Die großen finnischen Kapitale selbst gehen mit dieser Krise kapitalistisch sachgerecht um. Ihre krisenbedingte Entwertung machen sie per Sphärenwechsel zur Grundlage neuer Akkumulation: Nokia setzt seine noch immer beträchtliche Kapitalmacht ein, um sich wieder einmal neu zu erfinden, wie begeisterte Wirtschaftsblätter vermelden. Das Handygeschäft wird 2013 noch halbwegs rechtzeitig für 5 Mrd. Euro an Microsoft verkauft; zwei Jahre später schreibt Microsoft den Kaufpreis auf Null ab, schließt die übernommenen finnischen Betriebe und entlässt ein paar tausend Leute. Nokias digitaler Kartendienst geht 2015 für 2,5 Mrd. Euro an deutsche Autokonzerne. Dafür kauft Nokia den Siemens-Anteil des gemeinsamen Geschäfts mit Telekommunikationsnetztechnik sowie den großen französisch-amerikanischen Branchen-Konkurrenten Alcatel-Lucent; und so wird aus dem früheren Handy-Weltmarktführer flugs der weltgrößte Anbieter von Netzwerkausrüstung für die Telekommunikation, der – versteht sich – mittels weiterer Einsparungen von 900 Mio Euro die chinesische Konkurrenz nicht nur durch die Größe, sondern mit der Profitabilität des angewandten Kapitals ausstechen will.
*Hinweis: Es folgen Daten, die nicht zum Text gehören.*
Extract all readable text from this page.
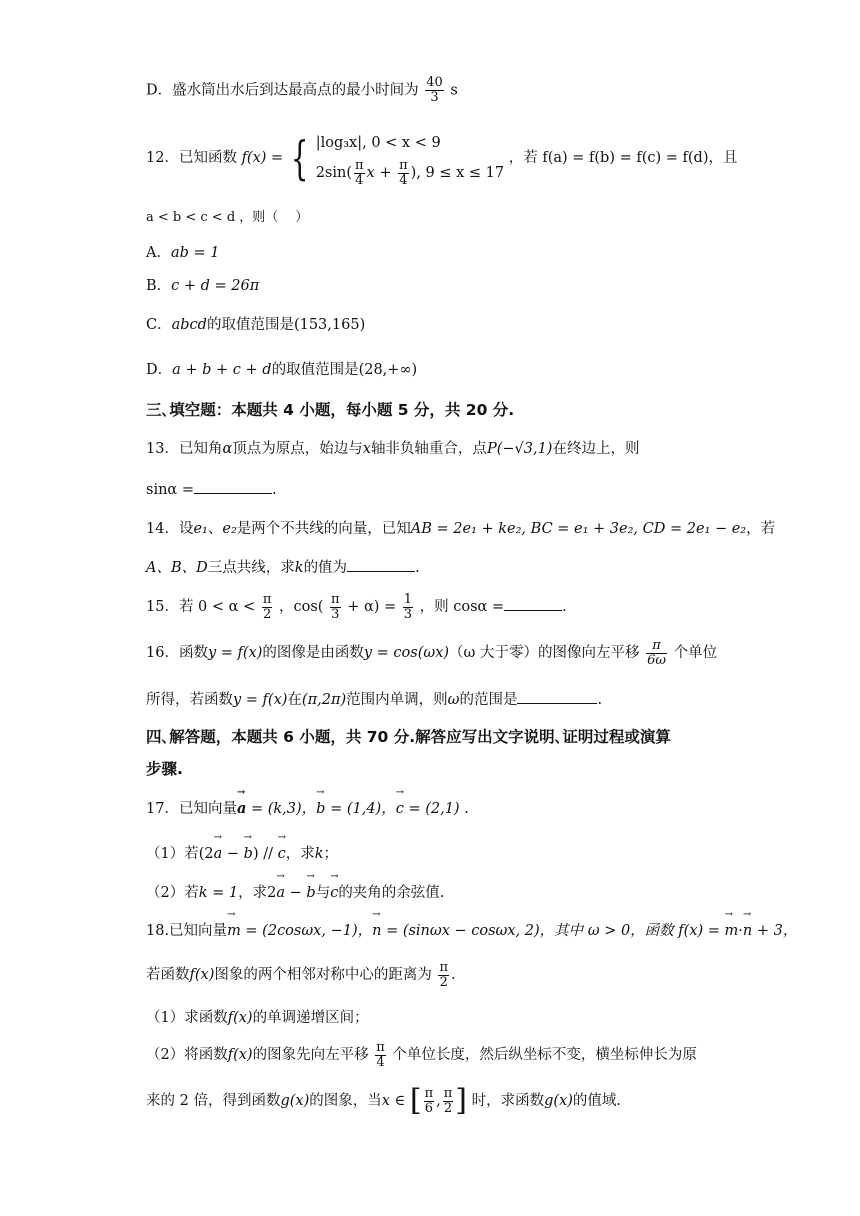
D．盛水筒出水后到达最高点的最小时间为 $\frac{40}{3}$ s
12．已知函数 f(x) = { |log₃x|, 0 < x < 9
$2\sin( \frac{\pi}{4}$ $x + \frac{\pi}{4}$ ), 9 ≤ x ≤ 17
，若 f(a) = f(b) = f(c) = f(d)，且
a < b < c < d ，则（　 ）
A．ab = 1
B．c + d = 26π
C．abcd的取值范围是(153,165)
D．a + b + c + d的取值范围是(28,+∞)
三､填空题：本题共 4 小题，每小题 5 分，共 20 分.
13．已知角α顶点为原点，始边与x轴非负轴重合，点P(−√3,1)在终边上，则
sinα =	.
14．设e₁、e₂是两个不共线的向量，已知AB = 2e₁ + ke₂, BC = e₁ + 3e₂, CD = 2e₁ − e₂，若
A、B、D三点共线，求k的值为	.
15．若 $0 < \alpha < \frac{\pi}{2}$ ，$\cos( \frac{\pi}{3} + \alpha) = \frac{1}{3}$ ，则 cosα =	.
16．函数y = f(x)的图像是由函数y = cos(ωx)（ω 大于零）的图像向左平移 $\frac{\pi}{6\omega}$ 个单位
所得，若函数y = f(x)在(π,2π)范围内单调，则ω的范围是	.
四､解答题，本题共 6 小题，共 70 分.解答应写出文字说明､证明过程或演算
步骤.
17．已知向量→ a = (k,3)，→ b = (1,4)，→ c = (2,1) .
（1）若(2→ a − → b) // → c，求k；
（2）若k = 1，求2→ a − → b与→ c的夹角的余弦值.
18.已知向量→ m = (2cosωx, −1)，→ n = (sinωx − cosωx, 2)，其中 ω > 0，函数 f(x) = → m·→ n + 3，
若函数f(x)图象的两个相邻对称中心的距离为 $\frac{\pi}{2}$ .
（1）求函数f(x)的单调递增区间；
（2）将函数f(x)的图象先向左平移 $\frac{\pi}{4}$ 个单位长度，然后纵坐标不变，横坐标伸长为原
来的 2 倍，得到函数g(x)的图象，当x ∈ [ $\frac{\pi}{6}$ , $\frac{\pi}{2}$ ] 时，求函数g(x)的值域.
Auch die Papierindustrie will sich neu erfinden und entdeckt in Recycling und Biotreibstoffproduktion neue Geschäftsfelder, die künftige Milliardenumsätze versprechen. Auf dem Weg dahin werden diverse große Papierfabriken stillgelegt, seit Beginn der Krise über 10 000 Leute entlassen und ganzen finnischen Städten im ohnehin zurückgebliebenen Hinterland wird die bisherige wirtschaftliche Basis entzogen.
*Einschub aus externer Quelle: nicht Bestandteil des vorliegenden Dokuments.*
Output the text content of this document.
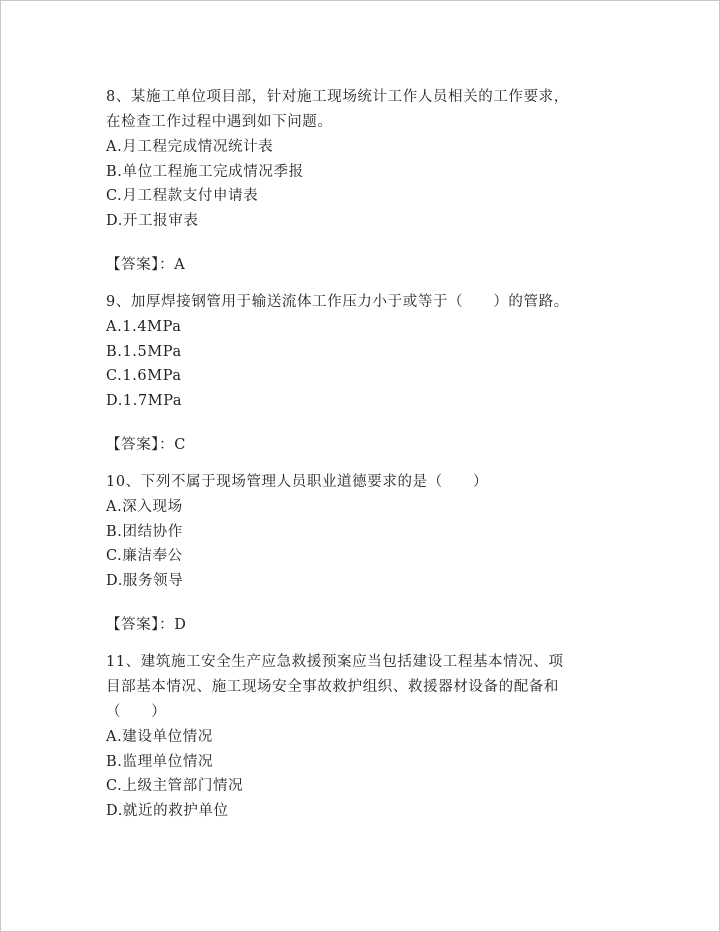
8、某施工单位项目部，针对施工现场统计工作人员相关的工作要求，

在检查工作过程中遇到如下问题。

A.月工程完成情况统计表

B.单位工程施工完成情况季报

C.月工程款支付申请表

D.开工报审表

【答案】：A

9、加厚焊接钢管用于输送流体工作压力小于或等于（　　）的管路。

A.1.4MPa

B.1.5MPa

C.1.6MPa

D.1.7MPa

【答案】：C

10、下列不属于现场管理人员职业道德要求的是（　　）

A.深入现场

B.团结协作

C.廉洁奉公

D.服务领导

【答案】：D

11、建筑施工安全生产应急救援预案应当包括建设工程基本情况、项

目部基本情况、施工现场安全事故救护组织、救援器材设备的配备和

（　　）

A.建设单位情况

B.监理单位情况

C.上级主管部门情况

D.就近的救护单位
Der Staat selbst merkt an seinem Haushalt die drastischen Folgen dieser Manöver für Land und Leute und muss zu ihrer sozial- und standortpolitischen Bewältigung notgedrungen seinen Kredit einsetzen, was – nach den Überschüssen in den „goldenen Jahren“ bis 2008 – im Jahr 2015 zu einem Haushaltsdefizit von 3,3 Prozent und einer Verdoppelung der Staatsschulden seit 2008 auf über 60 Prozent des BIP führt und damit erstmals seit dem EU-Beitritt zur Verletzung der Maastricht-Kriterien. Das AAA-Rating gerät in Gefahr und Finnlands Reputation als Euro-Musterland ist beschädigt.
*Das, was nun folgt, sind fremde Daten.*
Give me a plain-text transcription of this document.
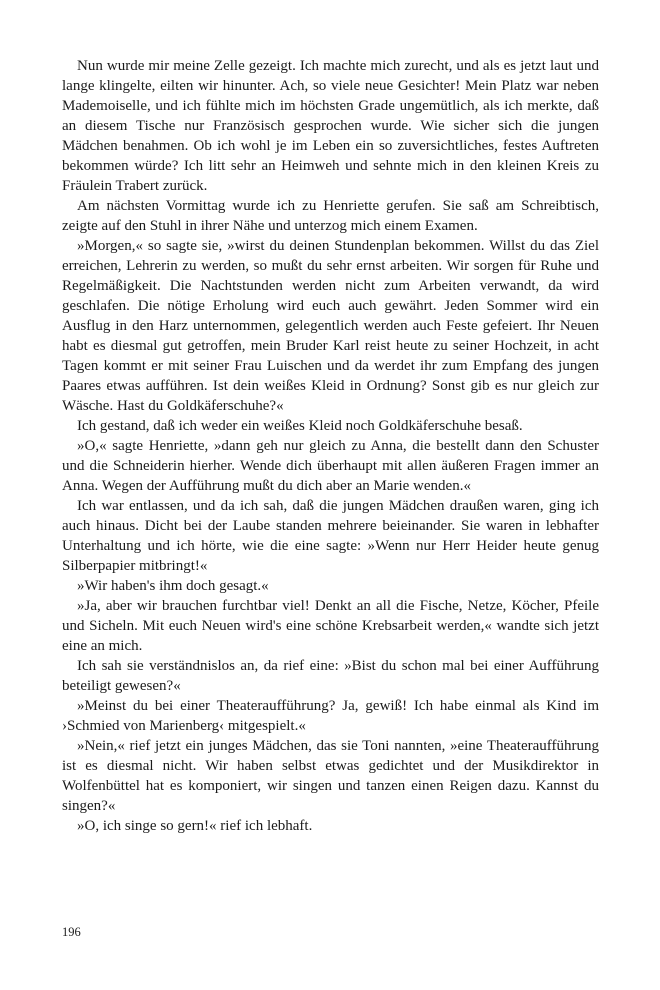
Nun wurde mir meine Zelle gezeigt. Ich machte mich zurecht, und als es jetzt laut und lange klingelte, eilten wir hinunter. Ach, so viele neue Gesichter! Mein Platz war neben Mademoiselle, und ich fühlte mich im höchsten Grade ungemütlich, als ich merkte, daß an diesem Tische nur Französisch gesprochen wurde. Wie sicher sich die jungen Mädchen benahmen. Ob ich wohl je im Leben ein so zuversichtliches, festes Auftreten bekommen würde? Ich litt sehr an Heimweh und sehnte mich in den kleinen Kreis zu Fräulein Trabert zurück.

Am nächsten Vormittag wurde ich zu Henriette gerufen. Sie saß am Schreibtisch, zeigte auf den Stuhl in ihrer Nähe und unterzog mich einem Examen.

»Morgen,« so sagte sie, »wirst du deinen Stundenplan bekommen. Willst du das Ziel erreichen, Lehrerin zu werden, so mußt du sehr ernst arbeiten. Wir sorgen für Ruhe und Regelmäßigkeit. Die Nachtstunden werden nicht zum Arbeiten verwandt, da wird geschlafen. Die nötige Erholung wird euch auch gewährt. Jeden Sommer wird ein Ausflug in den Harz unternommen, gelegentlich werden auch Feste gefeiert. Ihr Neuen habt es diesmal gut getroffen, mein Bruder Karl reist heute zu seiner Hochzeit, in acht Tagen kommt er mit seiner Frau Luischen und da werdet ihr zum Empfang des jungen Paares etwas aufführen. Ist dein weißes Kleid in Ordnung? Sonst gib es nur gleich zur Wäsche. Hast du Goldkäferschuhe?«

Ich gestand, daß ich weder ein weißes Kleid noch Goldkäferschuhe besaß.

»O,« sagte Henriette, »dann geh nur gleich zu Anna, die bestellt dann den Schuster und die Schneiderin hierher. Wende dich überhaupt mit allen äußeren Fragen immer an Anna. Wegen der Aufführung mußt du dich aber an Marie wenden.«

Ich war entlassen, und da ich sah, daß die jungen Mädchen draußen waren, ging ich auch hinaus. Dicht bei der Laube standen mehrere beieinander. Sie waren in lebhafter Unterhaltung und ich hörte, wie die eine sagte: »Wenn nur Herr Heider heute genug Silberpapier mitbringt!«

»Wir haben's ihm doch gesagt.«

»Ja, aber wir brauchen furchtbar viel! Denkt an all die Fische, Netze, Köcher, Pfeile und Sicheln. Mit euch Neuen wird's eine schöne Krebsarbeit werden,« wandte sich jetzt eine an mich.

Ich sah sie verständnislos an, da rief eine: »Bist du schon mal bei einer Aufführung beteiligt gewesen?«

»Meinst du bei einer Theateraufführung? Ja, gewiß! Ich habe einmal als Kind im ›Schmied von Marienberg‹ mitgespielt.«

»Nein,« rief jetzt ein junges Mädchen, das sie Toni nannten, »eine Theateraufführung ist es diesmal nicht. Wir haben selbst etwas gedichtet und der Musikdirektor in Wolfenbüttel hat es komponiert, wir singen und tanzen einen Reigen dazu. Kannst du singen?«

»O, ich singe so gern!« rief ich lebhaft.

196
Finnlands Staatsräson, den nationalen Erfolg zu garantieren, indem man sich als vorbildliches EU- und Euro-Land bewährt, ist damit entschieden angegriffen. Nicht nur die eigenen politischen Berechnungen auf eine einträgliche Teilhabe am imperialistischen Programm der EU nach innen und außen sieht die Nation gescheitert, sondern auch deren Grundlage, ihren europäischen wirtschaftlichen Erfolgsweg. Diese Bilanz macht das Musterland zunehmend eurokritisch, das allerdings zunächst sehr musterlandgemäß.

4. Die politische Reaktion: Eurokritik im Namen des Konkurrenzprinzips der Eurozone

Zunächst hält man in Finnland fest am widersprüchlichen Ideal der Eurozone als dem nationalen Erfolgsrezept: Alle Euro-Staaten sollen ihre ganze Wirtschafts- und Finanzpolitik an dem Ziel ausrichten, sich aus eigener Kraft in der Konkurrenz der Euronationen kraft eigener Wettbewerbsfähigkeit gegen die anderen durchzusetzen. Zwar erfährt das Land gerade, was es in der Krise heißt, dem Euro-Club als peripherer Kleinstaat anzugehören, dessen dreieinhalb konkurrenzfähige Branchen zwar mit ihrem Geschäftserfolg vom EU-Binnenmarkt abhängen, von dem als Kapitalstandort umgekehrt aber gar nichts abhängt – im Unterschied zu einem imperialistischen Großstandort wie Deutschland, auf dessen Märkte und Kapitale sich alle anderen in ihrem Kampf um Konkurrenzerfolg beziehen und der dergestalt mit allen anderen in einem kapitalistisch produktiven Verhältnis steht, sie als seine Reichtumsquelle nutzt.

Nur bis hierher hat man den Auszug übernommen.